7. Agent Fleet, Physical AI & Multi-Modal Observability (5%)
- Implement telemetry for agent fleet coordination - capturing spawn/termination events, inter-agent communication traces, load distribution metrics, and fleet health indicators.
- Contribute to observability instrumentation for physical AI pipelines (edge inference, sensor fusion, robotics control loops) as directed - focusing on latency, reliability, and data quality signals.
- Add OTEL instrumentation to multi-modal model pipelines - tracing vision, audio, and text input processing stages and capturing cross-modal alignment quality signals.
8. Agentic Marketplace, Registry & A2A / UCP / AP2 Observability (5%)
- Instrument the Agentic Marketplace and Agent Registry with usage telemetry - tracking agent invocations, capability health scores, adoption trends, and dependency relationships.
- Implement protocol-level observability for A2A (Agent-to-Agent), UCP, and AP2 communication flows - capturing message latency, error rates, retry patterns, and trust boundary crossings.
- Contribute to Marketplace Observability Dashboard development - building data connectors, metric calculations, and visualization components.
9. Collaboration, Integration & Continuous Learning (5%)
- Collaborate closely with AI platform engineers, data scientists, SRE, and product teams to gather requirements, align on telemetry standards, and resolve integration friction.
- Participate in agile ceremonies - sprint planning, stand-ups, retrospectives - contributing to estimation, dependency identification, and delivery transparency.

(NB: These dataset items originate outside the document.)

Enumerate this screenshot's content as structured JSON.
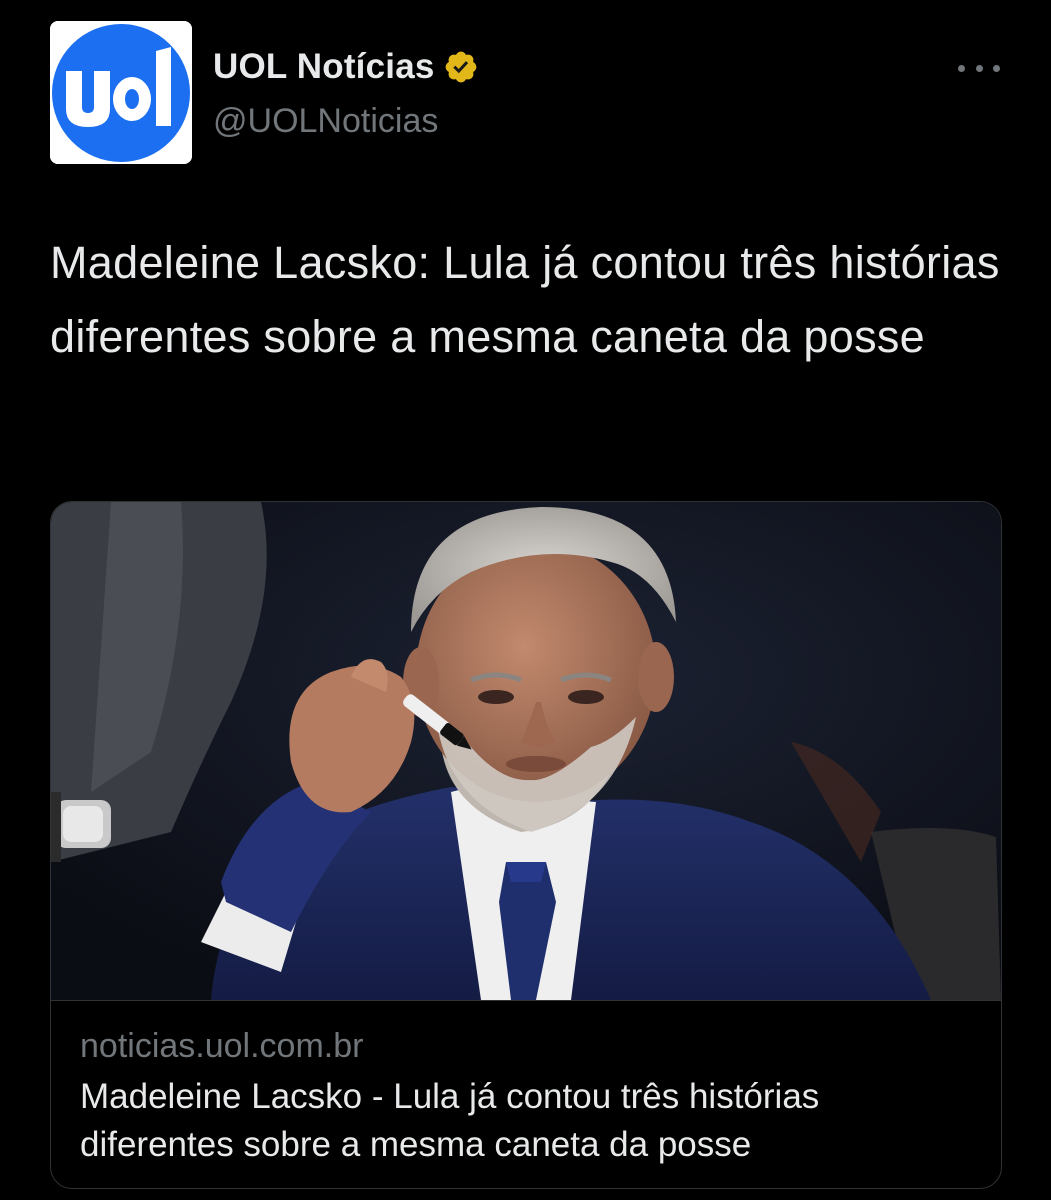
{
  "author": {
    "display_name": "UOL Notícias",
    "handle": "@UOLNoticias",
    "verified_icon": "verified-badge-icon",
    "avatar_logo_text": "uol",
    "colors": {
      "avatar_blue": "#1b6ff0",
      "verified_gold": "#e2b719"
    }
  },
  "tweet": {
    "text": "Madeleine Lacsko: Lula já contou três histórias diferentes sobre a mesma caneta da posse"
  },
  "link_card": {
    "domain": "noticias.uol.com.br",
    "title": "Madeleine Lacsko - Lula já contou três histórias diferentes sobre a mesma caneta da posse"
  },
  "icons": {
    "more_options": "more-horizontal-icon"
  }
}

- Stay current with emerging observability frameworks, OTEL specifications, agent communication protocols, and AI safety research - sharing learnings with the team regularly.
- Contribute to internal documentation, engineering wikis, and onboarding guides for the observability platform.
Qualifications- Bachelor's or Master's degree in Computer Science, Software Engineering, AI/ML, Data Science, or a related technical field.
- 11+ years of experience in software engineering, platform engineering, or data engineering - with at least 2 years of hands-on work in observability, monitoring, or distributed systems.
- Demonstrated ability to deliver production-grade software in a team environment track record of completing complex technical features end-to-end.
- Python Proficiency: Strong Python engineering skills - writing clean, testable, maintainable production code familiarity with async patterns, type hints, and modern Python tooling (Poetry, Ruff, pytest).
- Observability Fundamentals: Solid working knowledge of the three pillars of observability (metrics, logs, traces) ability to instrument services with OpenTelemetry (OTEL) SDKs understanding of trace context propagation and semantic conventions.
- Distributed Systems: Working knowledge of microservices, event streaming (Kafka or equivalent), REST/gRPC APIs, and containerized deployment (Docker, Kubernetes).
- Cloud Platforms: Hands-on experience with at least one major cloud provider (Azure, AWS, or GCP) - including managed services, IAM basics, and cost awareness.
- CI/CD & DevOps: Experience building or contributing to CI/CD pipelines familiarity with GitOps, infrastructure-as-code concepts, and automated testing frameworks.
- Data Fundamentals: Ability to query, analyze, and visualize time-series and log data using tools such as Grafana, Datadog, Splunk, Prometheus, or equivalent.
- Hands-on experience with agentic AI frameworks (LangChain, LangGraph, AutoGen, Semantic Kernel, CrewAI, or equivalent).
- Contributions to open-source observability projects or OTEL community.
- Familiarity with reinforcement learning concepts, self-supervised learning, or model fine-tuning workflows.
- Experience with security tooling relevant to AI (adversarial robustness libraries, LLM safety frameworks, or red-team toolkits).
- Exposure to Responsible AI frameworks, fairness evaluation libraries (Arize, Fairlearn, AI Fairness 360), or explainability tools (SHAP, LIME).
- Experience in a fast-paced AI platform, MLOps, or LLMOps role with production deployment responsibilities.